Check Point SA’s sales manager, Doros Hadjizenonos, looks back at how accurate security forecasts for 2013 proved to be, and gives his predictions for the year ahead.
With the end of 2013 approaching, and in light of the signing into law of the recent Protection of Personal Information Bill, 2013, we start looking forward to the coming year, to try and predict what lies ahead.
Check Point’s top five predicted security threats for 2013 were: social engineering, advanced persistent threats (APTs), internal threats, BYOD, and cloud. All five predictions were realised; especially internal threats, with Edward Snowden’s NSA security breach being among the biggest data leaks ever by an insider.
Like most IT security professionals, I really want my predictions not to come true: I would prefer organisations didn’t get hacked, infected by malware, or suffer data breaches. But by predicting the next wave of threats, we hope to help organisations stay on top of the evolving tactics and exploits that criminals will use to target them.
So here are my 14 predictions for 2014, covering 10 major security threats to businesses, followed by four ways in which defences will evolve.
*Social engineering – this isn’t a new threat, but it’s showing no sign of getting old. Social engineering using targeted emails remains the primary method for launching malware and phishing attacks on businesses.
* Internal threats – again, not a new threat, but it’s still a huge risk – as mentioned earlier in the case of the NSA breach by a trusted insider. Senior figures at the NSA have said only 20 of its staff should have had access to the classified data that was downloaded and released by Snowden. Trust is a precious commodity, and is all too easily exploited.
* Targeted malware campaigns – we can expect more highly sophisticated malware campaigns in 2014, aimed at stealing either money or intellectual property. And if neither can be stolen, criminals will simply extort money by hijacking or destroying data.
* Botnet bother – bots will continue to be a core attack technique, simply because they’re effective. Our 2013 Security Report analysed the networks of nearly 900 companies worldwide, and found 63% had bot infections. 70% of these bots communicated with their command centres every two hours. Bots are here to stay.
* BYOD = big bills – we may be a little bored of hearing about BYOD, but it’s still a big problem. We surveyed 800 businesses globally in 2013, and 79% had a costly mobile security incident in the past 12 months. 42% said the incident cost over R1-million, and 16% put the cost at over R5-million.
* Attacks on state interests and infrastructure – state-backed cyber-snooping and attacks will continue on all sides of the geopolitical spectrum, targeting military, government and commercial interests.
* Web site wars – financial institutions have been battling waves of distributed denial of service (DDoS) attacks over the past two years. This will spread to a wider range of public sites, aimed at causing downtime and disruption. We will also see more complex, multi-vector attacks on websites that combine DDoS with account tampering and fraud.
* Customer data theft – customer information is still a prize target, as the high-profile hacks which stole tens of millions of users’ credentials from Adobe, Evernote and LivingSocial shown this year.

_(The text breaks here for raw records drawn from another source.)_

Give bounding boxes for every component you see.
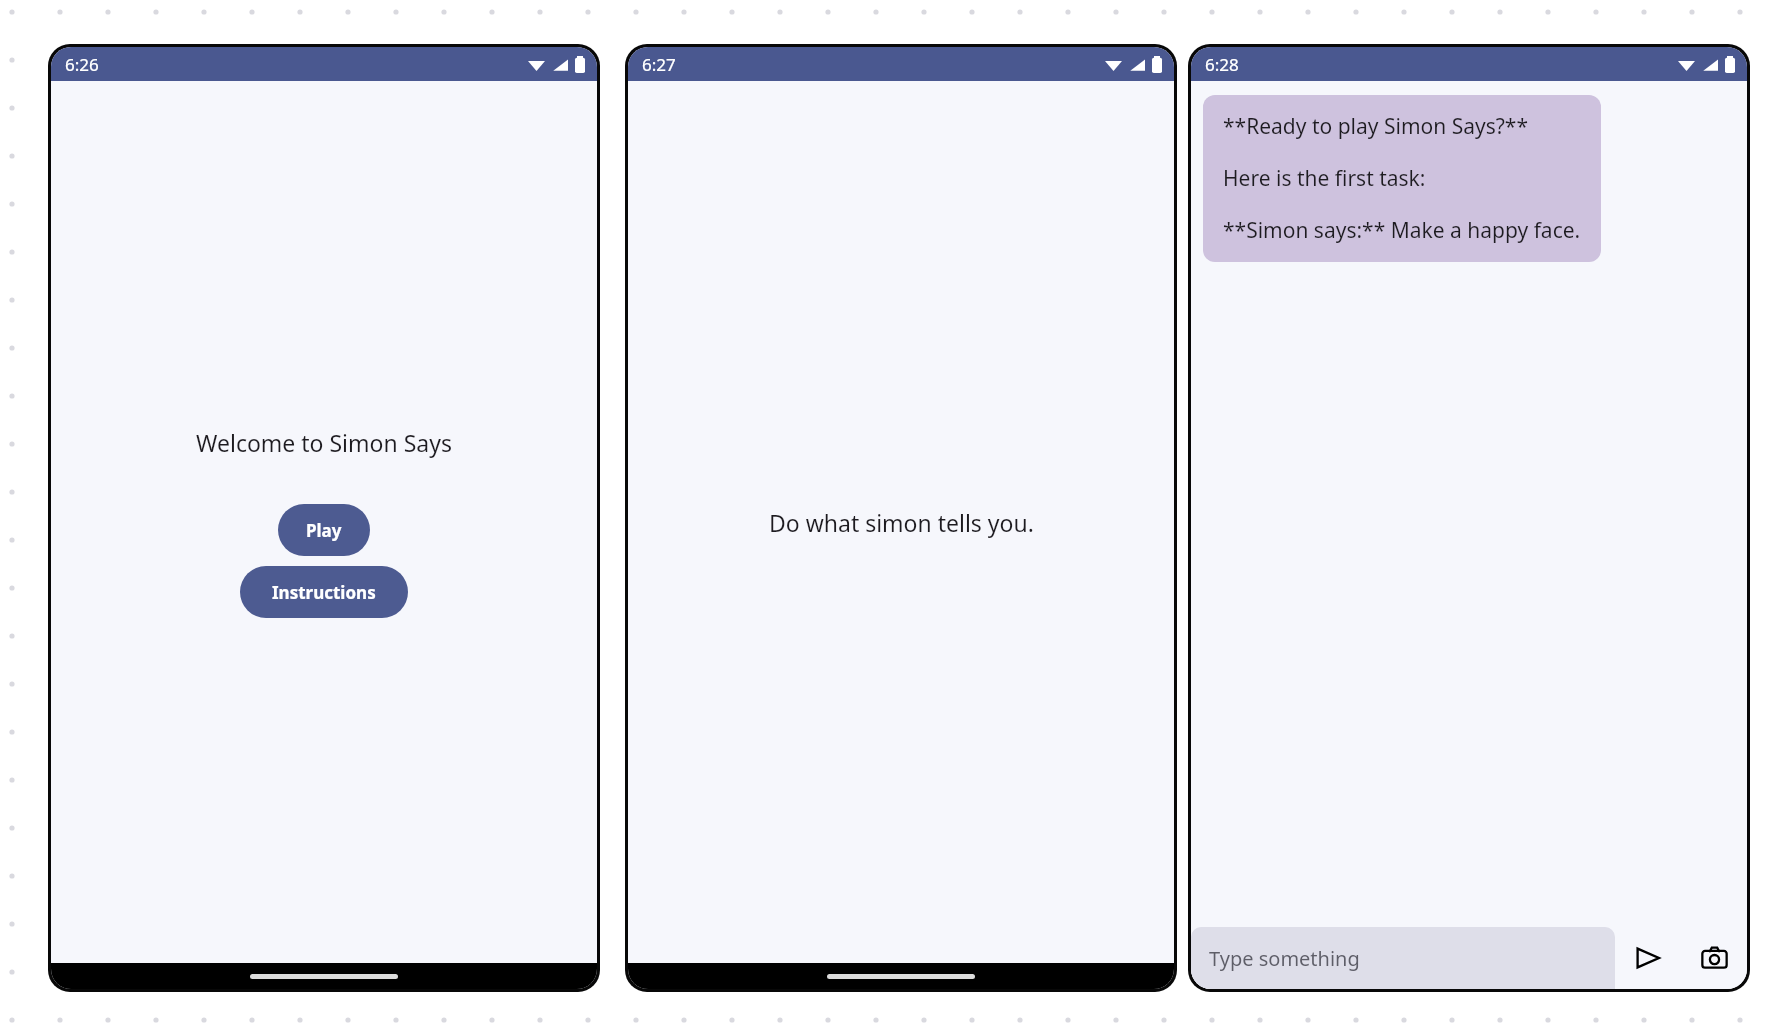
button[interactable]: Type something (1191, 927, 1615, 989)
button[interactable]: Send (1615, 927, 1681, 989)
staticText: **Ready to play Simon Says?** (1223, 112, 1529, 141)
staticText: Welcome to Simon Says (196, 427, 452, 458)
staticText: Do what simon tells you. (769, 507, 1034, 538)
staticText: Type something (1209, 945, 1360, 972)
staticText: Here is the first task: (1223, 164, 1426, 193)
staticText: Instructions (272, 581, 376, 604)
staticText: 6:27 (642, 53, 676, 76)
staticText: Play (306, 519, 342, 542)
button[interactable]: Instructions (240, 566, 408, 618)
button[interactable]: Camera (1681, 927, 1747, 989)
button[interactable]: Play (278, 504, 370, 556)
staticText: 6:28 (1205, 53, 1239, 76)
staticText: 6:26 (65, 53, 99, 76)
staticText: **Simon says:** Make a happy face. (1223, 216, 1581, 245)
button[interactable]: **Ready to play Simon Says?** (1203, 95, 1601, 262)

Any organisation which holds volumes of customer data is a target for hackers.
* Anti-social media – hijacking Twitter users’ accounts is commonplace: in April, a hacked Associated Press Twitter account issued a bogus report claiming that the White House had been bombed, causing the Dow Jones index to fall 150 points in minutes.
Hijacking will start to spread to more business-oriented social media sites, with criminals starting to hijack LinkedIn accounts to help them profile or phish other users to mount attacks.
* Smart home invasion – as the Internet of Things develops, and more IP-based household appliances are introduced (smart TVs, personal networks etc), criminals will look for weaknesses that can be exploited by hooking into these systems to gain personal information – such as your daily living patterns.
Although these 10 threat predictions seem bleak, security protections against threats continue to evolve, too.
Here are my four predictions of how defences will develop in 2014.
* Unifying layers of security – single-layer security architectures or multi-vendor point solutions no longer offer effective protection to organisations. We will see more and more vendors attempting to offer unified, single-source solutions through development, partnership and acquisition. This is already happening, and we will see increasing collaboration to fight threats.
* Big data – big data will give tremendous opportunities for threat analytics, enabling identification and analysis of patterns relating to past and emerging threats. Vendors will increasingly integrate these analytics capabilities into their solutions; and enterprises will also invest in their own analytics to help with decision-making through enhanced context and awareness of threats to their business.
* Threat collaboration – security vendors and customers realise that no single organisation can have a complete picture of the threat landscape. Collaborative sharing of threat intelligence is needed to maintain up-to-date protection. This will drive partnerships between security vendors and end-users to augment unified security solutions with the latest intelligence to coordinate the fight against threats.
* Cloud consolidation – the cloud will be the platform that supports and enables big data analytics and collaborative sharing of threat intelligence, enabling vendors’ unified security solutions to deliver enhanced protection to organisations.